Il dramma dei rifugiati
L’Alto commissariato per i rifugiati dell’ONU indica che circa 50 mila rifugiati saharawi sono finiti nei campi algerini. “Di questo numero solo 19 mila persone erano originarie del Sahara occidentale”, insiste Bachir Dkhil. Una delegazione della Federazione internazionale dei diritti umani (FIDH) effettua una visita nell’accampamento di Lahmada nell’ottobre 1976. Secondo il rapporto, la popolazione è composta per l’80% da donne e bambini, “soltanto civili disarmati”. Gli uomini sono al fronte.
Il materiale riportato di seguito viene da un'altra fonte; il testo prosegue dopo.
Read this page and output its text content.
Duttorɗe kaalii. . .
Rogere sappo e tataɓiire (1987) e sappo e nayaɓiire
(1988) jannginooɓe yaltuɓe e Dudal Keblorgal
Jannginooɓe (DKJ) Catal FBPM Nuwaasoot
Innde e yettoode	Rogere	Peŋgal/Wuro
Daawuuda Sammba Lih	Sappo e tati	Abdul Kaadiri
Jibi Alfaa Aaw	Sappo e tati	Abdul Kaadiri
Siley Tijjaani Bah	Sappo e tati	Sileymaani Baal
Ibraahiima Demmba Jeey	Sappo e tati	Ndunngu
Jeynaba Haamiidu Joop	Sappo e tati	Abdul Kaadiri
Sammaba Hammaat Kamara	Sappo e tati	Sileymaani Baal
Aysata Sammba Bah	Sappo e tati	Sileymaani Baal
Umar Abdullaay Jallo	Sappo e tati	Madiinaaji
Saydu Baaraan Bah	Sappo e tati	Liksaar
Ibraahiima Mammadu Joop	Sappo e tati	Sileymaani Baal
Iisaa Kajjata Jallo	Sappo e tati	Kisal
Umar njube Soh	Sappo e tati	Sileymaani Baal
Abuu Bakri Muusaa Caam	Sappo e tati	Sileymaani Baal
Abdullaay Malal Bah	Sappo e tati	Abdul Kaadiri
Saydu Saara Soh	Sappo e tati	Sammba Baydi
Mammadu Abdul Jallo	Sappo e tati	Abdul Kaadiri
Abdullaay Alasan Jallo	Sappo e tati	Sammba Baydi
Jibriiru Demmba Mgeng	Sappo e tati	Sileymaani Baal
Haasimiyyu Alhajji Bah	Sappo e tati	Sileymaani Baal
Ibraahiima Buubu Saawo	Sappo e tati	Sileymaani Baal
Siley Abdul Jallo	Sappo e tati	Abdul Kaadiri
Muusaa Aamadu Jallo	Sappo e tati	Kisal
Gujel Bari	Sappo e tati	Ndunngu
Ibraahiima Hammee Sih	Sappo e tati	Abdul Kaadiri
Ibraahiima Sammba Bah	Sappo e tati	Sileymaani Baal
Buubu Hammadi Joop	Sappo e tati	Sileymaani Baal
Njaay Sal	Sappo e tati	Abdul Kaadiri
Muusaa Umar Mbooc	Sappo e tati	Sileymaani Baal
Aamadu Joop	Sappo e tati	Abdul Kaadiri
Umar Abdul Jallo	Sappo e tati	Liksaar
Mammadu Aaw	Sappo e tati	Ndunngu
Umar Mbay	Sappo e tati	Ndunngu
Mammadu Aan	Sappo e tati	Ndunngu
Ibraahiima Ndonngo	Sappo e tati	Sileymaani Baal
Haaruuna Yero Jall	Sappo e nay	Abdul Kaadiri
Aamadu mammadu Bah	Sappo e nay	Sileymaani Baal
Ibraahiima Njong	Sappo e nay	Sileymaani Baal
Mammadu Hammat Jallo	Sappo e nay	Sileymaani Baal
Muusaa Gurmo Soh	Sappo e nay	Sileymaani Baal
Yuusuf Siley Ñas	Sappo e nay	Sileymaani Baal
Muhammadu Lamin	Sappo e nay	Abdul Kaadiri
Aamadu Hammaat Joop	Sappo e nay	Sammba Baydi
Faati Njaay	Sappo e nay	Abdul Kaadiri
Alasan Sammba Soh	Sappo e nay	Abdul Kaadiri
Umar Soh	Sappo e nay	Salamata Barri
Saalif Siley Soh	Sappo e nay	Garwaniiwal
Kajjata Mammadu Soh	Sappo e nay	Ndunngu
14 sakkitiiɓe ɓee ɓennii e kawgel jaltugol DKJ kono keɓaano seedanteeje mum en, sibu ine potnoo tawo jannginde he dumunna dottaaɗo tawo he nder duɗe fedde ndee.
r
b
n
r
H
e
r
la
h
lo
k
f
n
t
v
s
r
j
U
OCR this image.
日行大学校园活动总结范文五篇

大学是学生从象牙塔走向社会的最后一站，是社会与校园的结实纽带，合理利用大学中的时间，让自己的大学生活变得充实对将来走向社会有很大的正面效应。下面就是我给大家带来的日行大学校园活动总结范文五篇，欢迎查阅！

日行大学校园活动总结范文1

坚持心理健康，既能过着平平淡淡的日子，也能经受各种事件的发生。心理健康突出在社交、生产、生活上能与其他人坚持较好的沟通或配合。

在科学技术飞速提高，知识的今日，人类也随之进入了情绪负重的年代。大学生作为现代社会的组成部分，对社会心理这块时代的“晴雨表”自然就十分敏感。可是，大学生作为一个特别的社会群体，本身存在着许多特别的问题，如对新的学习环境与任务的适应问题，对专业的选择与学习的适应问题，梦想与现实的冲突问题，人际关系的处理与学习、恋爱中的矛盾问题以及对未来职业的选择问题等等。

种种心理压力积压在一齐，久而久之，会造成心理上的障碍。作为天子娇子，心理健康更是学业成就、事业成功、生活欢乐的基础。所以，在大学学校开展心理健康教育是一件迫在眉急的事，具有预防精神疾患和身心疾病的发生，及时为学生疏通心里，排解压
Ma il rapporto aggiunge che tutti gli interrogati affermano di essere originari del territorio conteso. “Essere originario del Sahara spagnolo era un privilegio nei campi. E’ per questo che tutti quanti lo affermavano”, replica il co-fondatore del Polisario.
Nel 1976 si presentano i primi gravi problemi logistici per il Polisario e il paese di accoglienza. Secondo il documento della FIDH, c’è bisogno di 10 mila tende e 150 mila coperte, per ovviare ai rigori dell’inverno sahariano, di rifornimenti di vitamine, latte per i neonati, antibiotici e altre medicine per curare la bronchite, la tubercolosi e il morbillo. Nessun medico è presente nei campi negli anni ’75 e ’76, solo alcune infermiere algerine si prendono cura dei malati. E’ doveroso ricordare che quelle rese note dalla delegazione della FIDH sono soltanto delle stime, dal momento che è riuscita a visitare solo nove accampamenti sui ventidue esistenti lungo la frontiera. “I rifugiati saharawi si nutrono quasi esclusivamente di verdura, niente frutta, niente uova, la carne solo raramente”, scrive il giornalista Pierre André Barou nelle colonne di Libération, dopo aver visitato i campi nel novembre 1976.
“Durante il nostro soggiorno i rifugiati ricevevano al mese due kg di cereali, un kg di verdure essiccate, un kg di zucchero, un kg di latte in polvere, seicento grammi d’olio, trecento di tè e quasi mai dei datteri”, riporta in modo dettagliato un Comitato di sostegno svizzero, che ha trascorso l’aprile del 1976 negli accampamenti. “Lasciata Tindouf, ci sono 25 km di strada prima di avvistare le tende in cima ad un’altura. Ben presto una postazione militare ci obbliga a fermarci. Sono dei ragazzi a controllare gli accessi nel campo. A tredici, quattordici anni, spesso fanno la guardia giorno e notte. I vestiti sono ridotti a brandelli…”, si legge nel rapporto dell’associazione “Amici del popolo saharawi”, pubblicato dopo il rientro dal viaggio. Con il tempo, la storia dei rifugiati è divenuta di dominio pubblico. Trentacinque anni più tardi le condizioni di vita sono certo migliorate, ma il dramma continua. Fino a quando?